第2005-4号 前田家住宅 【伊万里市立花町】
概要
遺産にまつわる物語
17世紀前半頃、肥前佐留志の豪族であった前田家は大庄屋に命ぜられた。寛政10年(1987)、佐賀藩は財政悪化による行政改革の一つとして大庄屋を撤廃するが、久留米藩・対馬藩に接する三根・養父郡に限って、藩境の事務が各藩の大庄屋によって行われていたのでこれを残した。唐津藩と接する伊万里郷においても同様であったとみられ、前田家はその後も大庄屋をつとめてきた。
建物の特徴
主屋は正面27.246m、側面18.824m、寄棟造の一部二階建茅葺建物で、天明4年(1784)の建立と推定されている。
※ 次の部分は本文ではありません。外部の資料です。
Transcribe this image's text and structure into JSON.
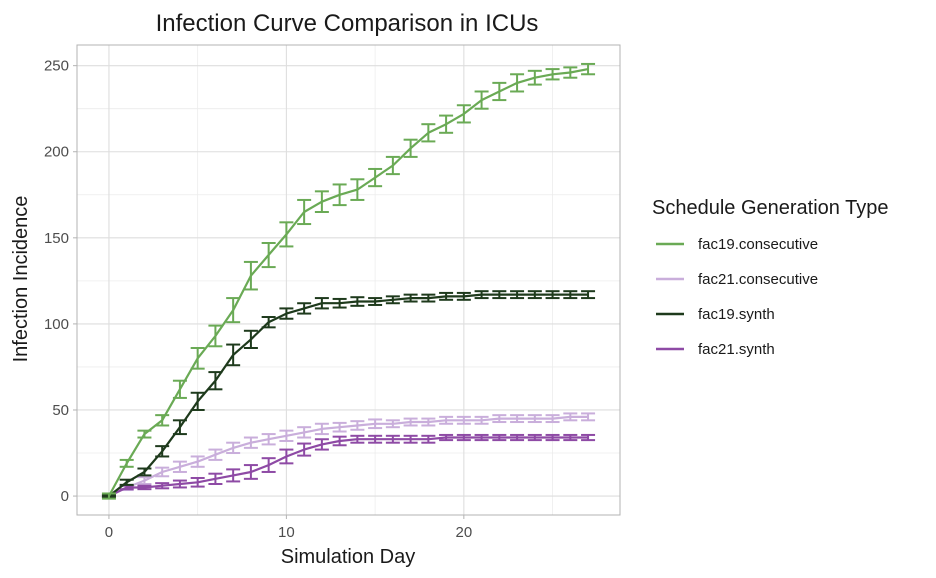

南を正面とした多間取りの平面で、西側に五間幅に奥行7間の土間を取る。民家建築では県内最大規模であり、佐賀県の民家を特徴づける「くど造り」の最も発達した姿を伝えている。
保存や活用の取組
市民ボランテイアの協力を得て、補修や所蔵資料の基礎調査を実施している。「大坪塾」等の団体により、地域の歴史文化研究や、地域の文化・経済の活性化に寄与できる活用が検討されている。 通常は開放されていないが、コンサートやテーブルコーディネート、焼き物の展示会等のイベントに活用されている。